In this section we will describe methods of transferring data between the Research Data Store (RDS) and Gadi. For now, while we await the implementation of Globus for fast and efficient transfer to and from your Persistent Volume Claim (PVC), we will describe an interactive method for transferring data using a JupyterLab environment in the Run:ai web interface. In the future we will include instructions for copying data using the Run:AI CLI at the command line.

Here we assume you already have set up a project and have some Persistent Volume Claim (PVC) storage available.

Interactive data transfer to/from RDS from a web-browser

You can easily transfer data between your Persistent Volume Claim (PVC) and RDS from inside the Run:ai web browser interface. We have set up an environment called data-transfer for you to do this.

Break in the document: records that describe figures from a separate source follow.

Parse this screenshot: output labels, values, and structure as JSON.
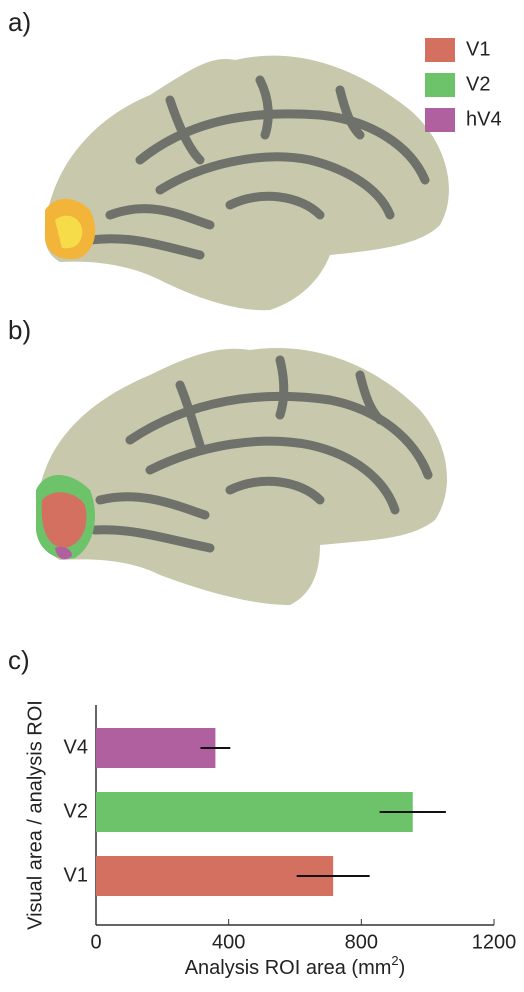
{
  "panels": {
    "a": "a)",
    "b": "b)",
    "c": "c)"
  },
  "legend": [
    {
      "label": "V1",
      "color": "#d4705f"
    },
    {
      "label": "V2",
      "color": "#6cc36a"
    },
    {
      "label": "hV4",
      "color": "#b0609f"
    }
  ],
  "chart_data": {
    "type": "hbar",
    "categories": [
      "V4",
      "V2",
      "V1"
    ],
    "values": [
      360,
      955,
      715
    ],
    "errors": [
      45,
      100,
      110
    ],
    "colors": [
      "#b0609f",
      "#6cc36a",
      "#d4705f"
    ],
    "xlim": [
      0,
      1200
    ],
    "xticks": [
      0,
      400,
      800,
      1200
    ],
    "xlabel_parts": [
      "Analysis ROI area (mm",
      "2",
      ")"
    ],
    "ylabel": "Visual area / analysis ROI"
  }
}
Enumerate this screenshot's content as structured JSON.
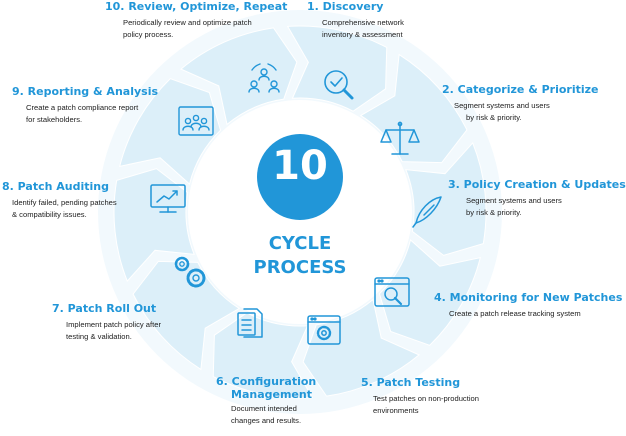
{
  "center": {
    "number": "10",
    "label_line1": "CYCLE",
    "label_line2": "PROCESS"
  },
  "steps": [
    {
      "title": "1. Discovery",
      "desc_line1": "Comprehensive network",
      "desc_line2": "inventory & assessment",
      "icon": "magnifier-check-icon"
    },
    {
      "title": "2. Categorize & Prioritize",
      "desc_line1": "Segment systems and users",
      "desc_line2": "by risk & priority.",
      "icon": "balance-scale-icon"
    },
    {
      "title": "3. Policy Creation & Updates",
      "desc_line1": "Segment systems and users",
      "desc_line2": "by risk & priority.",
      "icon": "quill-feather-icon"
    },
    {
      "title": "4. Monitoring for New Patches",
      "desc_line1": "Create a patch release tracking system",
      "desc_line2": "",
      "icon": "browser-search-icon"
    },
    {
      "title": "5. Patch Testing",
      "desc_line1": "Test patches on non-production",
      "desc_line2": "environments",
      "icon": "browser-gear-icon"
    },
    {
      "title_line1": "6. Configuration",
      "title_line2": "Management",
      "desc_line1": "Document intended",
      "desc_line2": "changes and results.",
      "icon": "documents-icon"
    },
    {
      "title": "7. Patch Roll Out",
      "desc_line1": "Implement patch policy after",
      "desc_line2": "testing & validation.",
      "icon": "gears-icon"
    },
    {
      "title": "8. Patch Auditing",
      "desc_line1": "Identify failed, pending patches",
      "desc_line2": "& compatibility issues.",
      "icon": "monitor-chart-icon"
    },
    {
      "title": "9. Reporting & Analysis",
      "desc_line1": "Create a patch compliance report",
      "desc_line2": "for stakeholders.",
      "icon": "presentation-audience-icon"
    },
    {
      "title": "10. Review, Optimize, Repeat",
      "desc_line1": "Periodically review and optimize patch",
      "desc_line2": "policy process.",
      "icon": "team-cycle-icon"
    }
  ],
  "colors": {
    "accent": "#2196d8",
    "segment": "#dceff9",
    "segment_edge": "#ffffff",
    "icon": "#2196d8"
  }
}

To run the data-transfer environment from a template:

  1. Log into the Run:ai dashboard at gpu.sydney.edu.au and use Okta to login with your credentials via the “CONTINUE WITH SSO” sign in option.

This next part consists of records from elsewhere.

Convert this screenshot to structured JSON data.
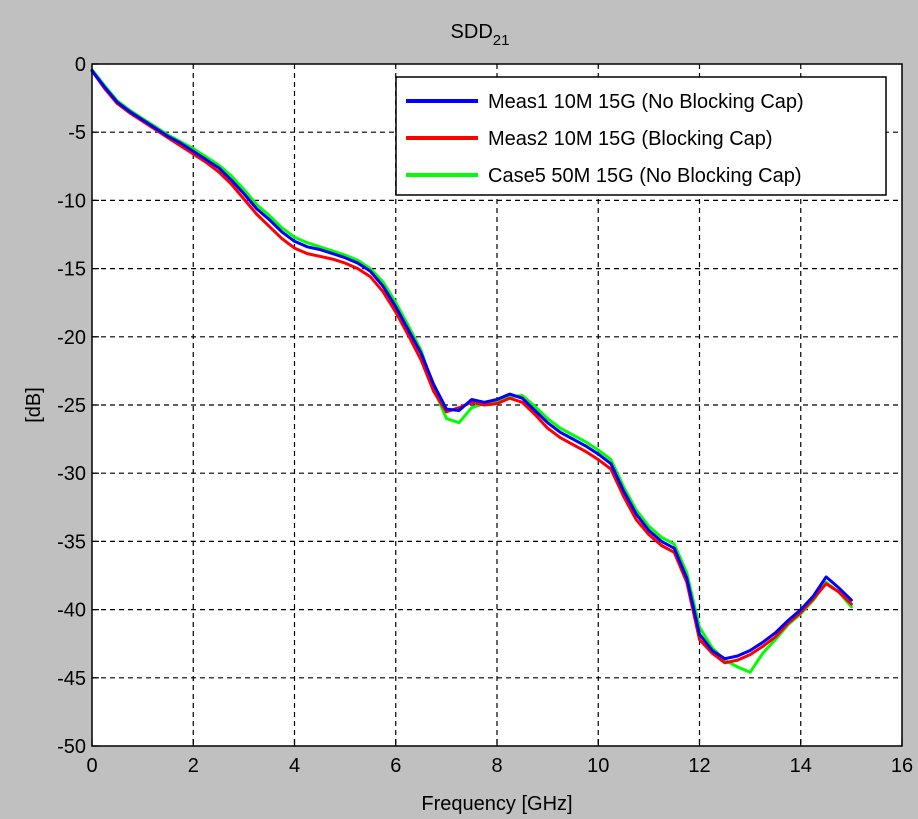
{
  "chart_data": {
    "type": "line",
    "title": {
      "main": "SDD",
      "subscript": "21"
    },
    "xlabel": "Frequency [GHz]",
    "ylabel": "[dB]",
    "xlim": [
      0,
      16
    ],
    "ylim": [
      -50,
      0
    ],
    "xticks": [
      0,
      2,
      4,
      6,
      8,
      10,
      12,
      14,
      16
    ],
    "yticks": [
      0,
      -5,
      -10,
      -15,
      -20,
      -25,
      -30,
      -35,
      -40,
      -45,
      -50
    ],
    "grid": true,
    "legend_position": "top-right",
    "series": [
      {
        "name": "Meas1 10M 15G (No Blocking Cap)",
        "color": "#0000ff",
        "x": [
          0,
          0.25,
          0.5,
          0.75,
          1,
          1.25,
          1.5,
          1.75,
          2,
          2.25,
          2.5,
          2.75,
          3,
          3.25,
          3.5,
          3.75,
          4,
          4.25,
          4.5,
          4.75,
          5,
          5.25,
          5.5,
          5.75,
          6,
          6.25,
          6.5,
          6.75,
          7,
          7.25,
          7.5,
          7.75,
          8,
          8.25,
          8.5,
          8.75,
          9,
          9.25,
          9.5,
          9.75,
          10,
          10.25,
          10.5,
          10.75,
          11,
          11.25,
          11.5,
          11.75,
          12,
          12.25,
          12.5,
          12.75,
          13,
          13.25,
          13.5,
          13.75,
          14,
          14.25,
          14.5,
          14.75,
          15
        ],
        "y": [
          -0.5,
          -1.7,
          -2.8,
          -3.5,
          -4.1,
          -4.7,
          -5.3,
          -5.8,
          -6.4,
          -7.0,
          -7.6,
          -8.5,
          -9.5,
          -10.6,
          -11.4,
          -12.3,
          -13.0,
          -13.4,
          -13.6,
          -13.9,
          -14.2,
          -14.6,
          -15.2,
          -16.3,
          -17.8,
          -19.5,
          -21.2,
          -23.5,
          -25.3,
          -25.4,
          -24.6,
          -24.8,
          -24.6,
          -24.2,
          -24.5,
          -25.4,
          -26.3,
          -27.0,
          -27.5,
          -28.0,
          -28.6,
          -29.3,
          -31.3,
          -33.0,
          -34.2,
          -35.0,
          -35.5,
          -37.7,
          -41.8,
          -43.0,
          -43.6,
          -43.4,
          -43.0,
          -42.4,
          -41.7,
          -40.8,
          -40.0,
          -39.0,
          -37.6,
          -38.4,
          -39.3
        ]
      },
      {
        "name": "Meas2 10M 15G (Blocking Cap)",
        "color": "#ff0000",
        "x": [
          0,
          0.25,
          0.5,
          0.75,
          1,
          1.25,
          1.5,
          1.75,
          2,
          2.25,
          2.5,
          2.75,
          3,
          3.25,
          3.5,
          3.75,
          4,
          4.25,
          4.5,
          4.75,
          5,
          5.25,
          5.5,
          5.75,
          6,
          6.25,
          6.5,
          6.75,
          7,
          7.25,
          7.5,
          7.75,
          8,
          8.25,
          8.5,
          8.75,
          9,
          9.25,
          9.5,
          9.75,
          10,
          10.25,
          10.5,
          10.75,
          11,
          11.25,
          11.5,
          11.75,
          12,
          12.25,
          12.5,
          12.75,
          13,
          13.25,
          13.5,
          13.75,
          14,
          14.25,
          14.5,
          14.75,
          15
        ],
        "y": [
          -0.5,
          -1.8,
          -2.9,
          -3.6,
          -4.2,
          -4.8,
          -5.4,
          -6.0,
          -6.6,
          -7.2,
          -7.9,
          -8.8,
          -9.9,
          -11.0,
          -11.9,
          -12.8,
          -13.5,
          -13.9,
          -14.1,
          -14.3,
          -14.6,
          -15.0,
          -15.6,
          -16.7,
          -18.2,
          -19.9,
          -21.7,
          -24.0,
          -25.5,
          -25.2,
          -24.8,
          -25.0,
          -24.9,
          -24.5,
          -24.8,
          -25.7,
          -26.7,
          -27.4,
          -27.9,
          -28.4,
          -29.0,
          -29.7,
          -31.7,
          -33.4,
          -34.5,
          -35.3,
          -35.8,
          -38.0,
          -42.2,
          -43.2,
          -43.9,
          -43.7,
          -43.3,
          -42.7,
          -42.0,
          -41.0,
          -40.2,
          -39.2,
          -38.1,
          -38.7,
          -39.6
        ]
      },
      {
        "name": "Case5 50M 15G (No Blocking Cap)",
        "color": "#00ff00",
        "x": [
          0,
          0.25,
          0.5,
          0.75,
          1,
          1.25,
          1.5,
          1.75,
          2,
          2.25,
          2.5,
          2.75,
          3,
          3.25,
          3.5,
          3.75,
          4,
          4.25,
          4.5,
          4.75,
          5,
          5.25,
          5.5,
          5.75,
          6,
          6.25,
          6.5,
          6.75,
          7,
          7.25,
          7.5,
          7.75,
          8,
          8.25,
          8.5,
          8.75,
          9,
          9.25,
          9.5,
          9.75,
          10,
          10.25,
          10.5,
          10.75,
          11,
          11.25,
          11.5,
          11.75,
          12,
          12.25,
          12.5,
          12.75,
          13,
          13.25,
          13.5,
          13.75,
          14,
          14.25,
          14.5,
          14.75,
          15
        ],
        "y": [
          -0.4,
          -1.6,
          -2.7,
          -3.4,
          -4.0,
          -4.6,
          -5.2,
          -5.7,
          -6.2,
          -6.8,
          -7.4,
          -8.2,
          -9.2,
          -10.3,
          -11.1,
          -12.0,
          -12.7,
          -13.1,
          -13.4,
          -13.7,
          -14.0,
          -14.4,
          -15.0,
          -16.0,
          -17.5,
          -19.2,
          -21.0,
          -23.8,
          -26.0,
          -26.3,
          -25.2,
          -24.9,
          -24.7,
          -24.4,
          -24.3,
          -25.1,
          -26.0,
          -26.7,
          -27.2,
          -27.7,
          -28.3,
          -29.0,
          -31.0,
          -32.7,
          -33.9,
          -34.7,
          -35.2,
          -37.3,
          -41.3,
          -42.8,
          -43.7,
          -44.2,
          -44.6,
          -43.2,
          -42.2,
          -41.1,
          -40.3,
          -39.3,
          -38.0,
          -38.7,
          -39.8
        ]
      }
    ]
  }
}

  2. Click the ‘Workload manager’ icon in the left panel and then select ‘Workloads’ in the menu. Next select the green ‘+ NEW WORKLOAD’ icon in the top left of the workloads screen and select ‘Workspace’.

New Workload
  1. Select your project from the projects available and select the data-transfer-workspace template and give your workspace a name before selecting ‘Advanced Setup’ on the bottom right.

  2. If you have selected the data-transfer-workspace template, you should now have pre-populated the required Environment and Compute resources fields on the following page. You can double check this now.

  3. Expand the Data & storage box and select the small icon in the top left. You will see a list of PVCs associated with your project, select this from the list.

Select a PVC in Data & storage
  1. When you are happy with everything, click CREATE WORKSPACE and your data transfer environment will be created. When this is provisioned click the CONNECT icon above the list of workloads.

Connect
  1. You will again be prompted for your Run:ai login and your newly created JupyterLab session will appear in a new tab in your browser. Select the ‘Terminal’ app there.

Terminal
  1. In the open terminal app you can now use the sftp command to copy data to/from your project space in RDS.

To copy data from RDS to the GPU cluster, you can type the following into the open terminal:

Note

Be sure to replace everything in brackets < > with values specific to the data you are trying to copy as follows:

<your_unikey>: Your University of Sydney unikey, usually in the form abcd0123.

<rds_project>: The name of the project you have on DashR with data stored in RDS.

<path_to_project_data>: The location of your storage directory under your project on RDS. (e.g. my_project_data/my_project_data_for_dgx/)

<pvc_mount_point>: The location your PVC has been mounted (this is established when your PVC is provisioned). (e.g. /scratch)

<path_to_pvc_data>: The path of the data you have stored on the PVC. (e.g. my_dgx_data/workflow_output/)

sftp -r <your_unikey>@research-data-ext.sydney.edu.au:/rds/PRJ-<Project Short ID>/<Path to File or Folder> <pvc_mount_point>/<path_to_pvc_data>

After you execute this command, you will be prompted for the password associated with your unikey to establish a connection to RDS.

To copy data from the GPU cluster to RDS, reverse the order of source and destination in the above command:

sftp <your_unikey>@research-data-ext.sydney.edu.au:/rds/PRJ-<Project Short ID>/<Path to File or Folder> <<< $"put -r <pvc_mount_point>/<path_to_pvc_data>"

During file transfer, for larger files, you can close the browser and leave things running in the background. You can then reconnect to check its status by logging back into the web UI at gpu.sydney.edu.au.